Когда я сделала первый шаг через порог, меня атаковало внезапное сильное головокружение, и к моему изумлению я упала в обморок.
Обморок был недолгим, таким скоротечным, что кто-либо мог бы списать это на утомление, возможно, на низкий уровень сахара в крови, но это было нечто большее. Я почувствовала полное и тотальное замыкание цепочек в моём мозгу, и как только это случилось, я резко повернулась спиной к косяку, чтобы дверной проём помешал моему падению и предотвратил серьёзные травмы.
Вот и всё время, что было у меня перед тем, как тьма по периметру моего зрения расширилась, застилая всё перед глазами. Чернота поглотила меня, и я уже больше ничего не знала.
Затем я вновь оказалась там. Перерыв был столь кратковременным, что я успела лишь привалиться к косяку и наполовину сползти на пол. К моему большому удивлению, мои глаза до сих пор оставались открытыми. Я просто была здесь после того, как меня здесь не было, будто меня пылесосом высосали из моего тела, а потом тут же затолкали обратно.
Я закончила опускаться на пол и неподвижно сидела там, оценивая себя, не желая подниматься на случай, если вдруг снова потеряю сознание. Я ни в коей мере не чувствовала себя слабой. Этот момент казался скорее ментальным, нежели физическим, ибо у меня произошёл целый взрыв мыслей, когда я переступила порог: о том, как смерть мамы оборвала единственную жизнь, которую я знала, и об этом странном, неожиданном, крышесносном новом начале; о немыслимых суммах денег, кладбищах, болотах и пещерах; о, возможно, долгожданном обретении места, где я могу найти возможность остаться и принадлежать; об извилистых тропках, дорогах изъезженных и нетронутых, о решениях и последствиях, сопровождаемых тяжеловесным ощущением окончательности и неизбежности, словно в самом моём костном мозге чей-то голос прошептал: «Ну само собой, все дороги ведут сюда».
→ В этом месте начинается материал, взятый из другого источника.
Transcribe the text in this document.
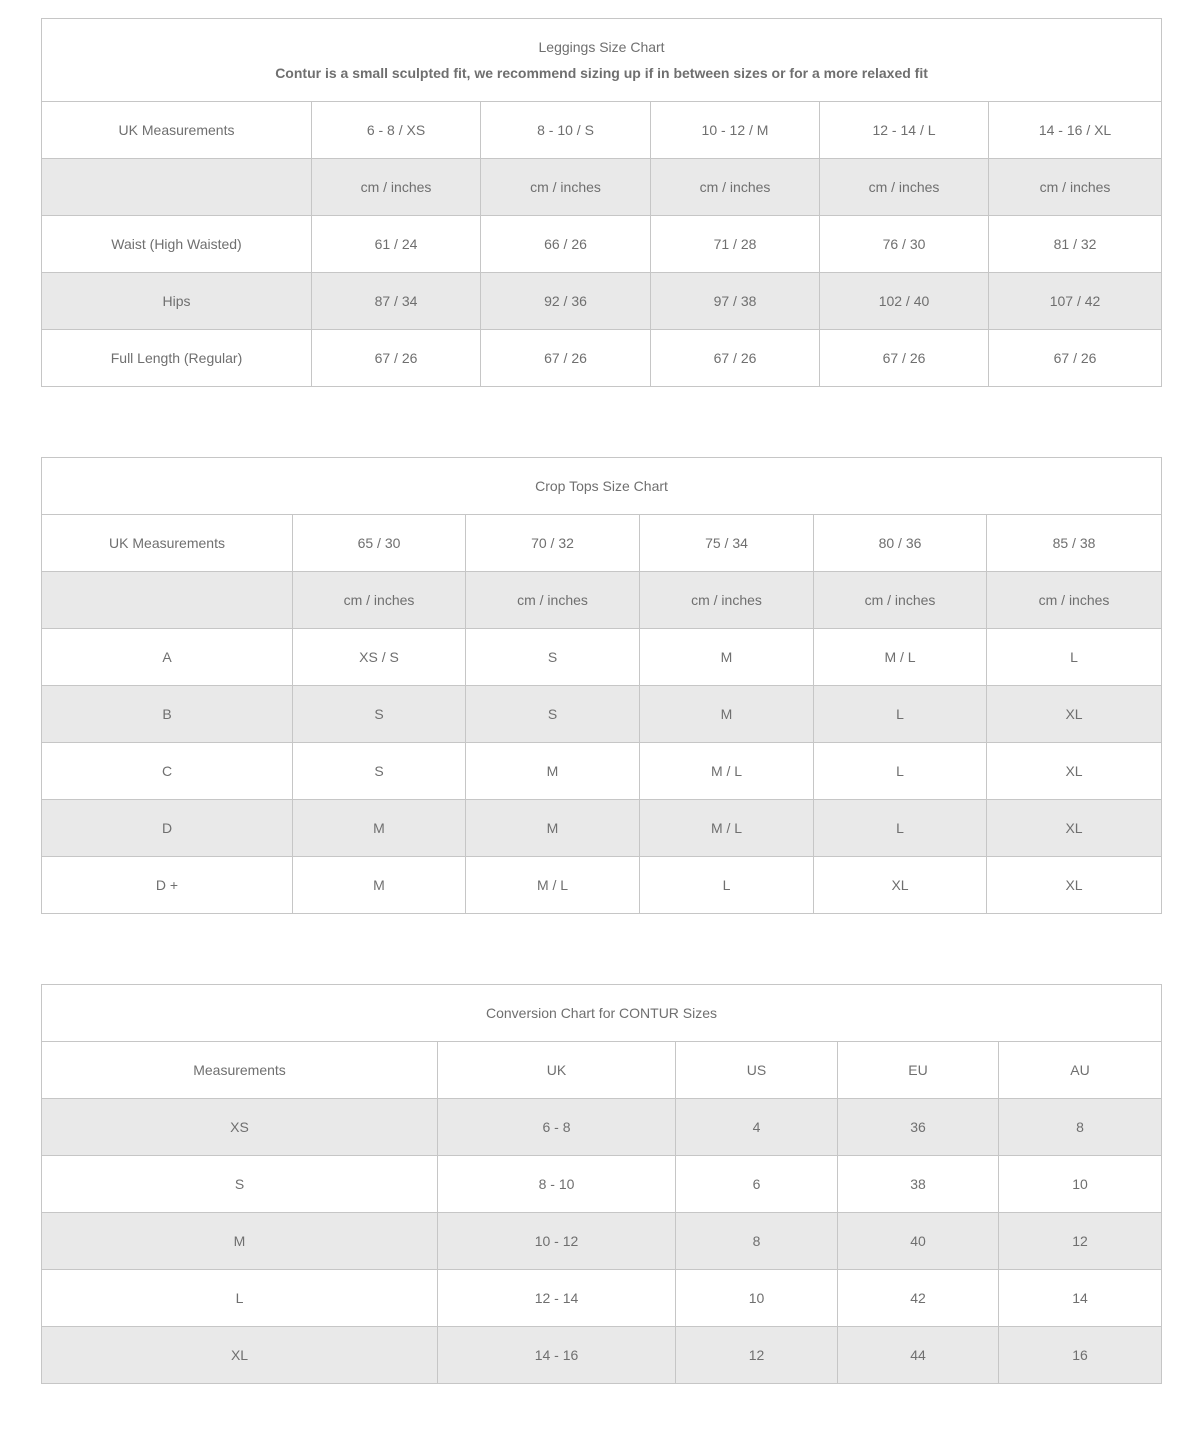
Leggings Size Chart
Contur is a small sculpted fit, we recommend sizing up if in between sizes or for a more relaxed fit					

UK Measurements	6 - 8 / XS	8 - 10 / S	10 - 12 / M	12 - 14 / L	14 - 16 / XL
	cm / inches	cm / inches	cm / inches	cm / inches	cm / inches
Waist (High Waisted)	61 / 24	66 / 26	71 / 28	76 / 30	81 / 32
Hips	87 / 34	92 / 36	97 / 38	102 / 40	107 / 42
Full Length (Regular)	67 / 26	67 / 26	67 / 26	67 / 26	67 / 26
Crop Tops Size Chart					
UK Measurements	65 / 30	70 / 32	75 / 34	80 / 36	85 / 38
	cm / inches	cm / inches	cm / inches	cm / inches	cm / inches
A	XS / S	S	M	M / L	L
B	S	S	M	L	XL
C	S	M	M / L	L	XL
D	M	M	M / L	L	XL
D +	M	M / L	L	XL	XL
Conversion Chart for CONTUR Sizes				
Measurements	UK	US	EU	AU
XS	6 - 8	4	36	8
S	8 - 10	6	38	10
M	10 - 12	8	40	12
L	12 - 14	10	42	14
XL	14 - 16	12	44	16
Оттолкнувшись от пола, я решила, что возможно, в моём мозгу происходило так много всего, что он просто отрубился – физически необходимый тайм-аут, шок от такого множества недавних перемен, сложившихся в момент выхода из строя.
– Странно, – пробормотала я, закрывая за собой дверь.
***
Скрытый в тенях на газоне Уотч-хилла мужчина тихо сказал в свой телефон:
– Слишком поздно. Она переступила порог. Она пошатнулась, но спохватилась и через несколько секунд закрыла дверь. Всё освещение в доме мигнуло, но не думаю, что она заметила. Какое бы заклинание они ни поставили на вход, оно сработало.
Пауза, затем он прорычал:
– Я в курсе, что это надо было сделать до того, как она вошла в особняк. Но Бальфур был с ней, и я не мог приблизиться. Ты же знаешь, у меня нет сил идти против этого типа.
Несколько секунд он слушал. Затем:
– Мы пытались в отеле. Тот своевольный ублюдок встал на пути. Не было ни единого дома, который не выставил бы своих ведьм в Монтелеоне, ожидая её прибытия. Некоторые пришли за её жизнью, некоторые – за её кровью. Большинство хотело и того, и другого.
Снова послушав, он ответил:
– Они её примут. Они знают, с какой опасностью столкнутся после смерти Джунипер. Падальщики начали сбиваться в стаи. Некоторые уже прибыли, – он рассмеялся. – И как ты знаешь, некоторые из нас изначально были здесь.
Очередная пауза.
– Да, он на территории. Мы ничего не можем с этим поделать. Этот никогда не поддавался контролю. Конечно, я понимаю, что стоит на кону. Буду держать в курсе.
Глава 6
Я стояла в фойе, держа в одной руке сумку, а вторую руку рефлекторно сжимая и разжимая, словно хватая всё и ничто. Это моя давняя привычка, когда я нервничаю – тянуться к чему-то несуществующему или, возможно, готовиться дать чему-то отпор. Мама раньше пыталась отучить меня, но никогда не работало. После краткого отсутствия привычка всегда возвращалась.
– Мамочка, – невольно прошептала я, чувствуя себя потерявшейся маленькой девочкой, примостившейся на пороге немыслимого нового мира.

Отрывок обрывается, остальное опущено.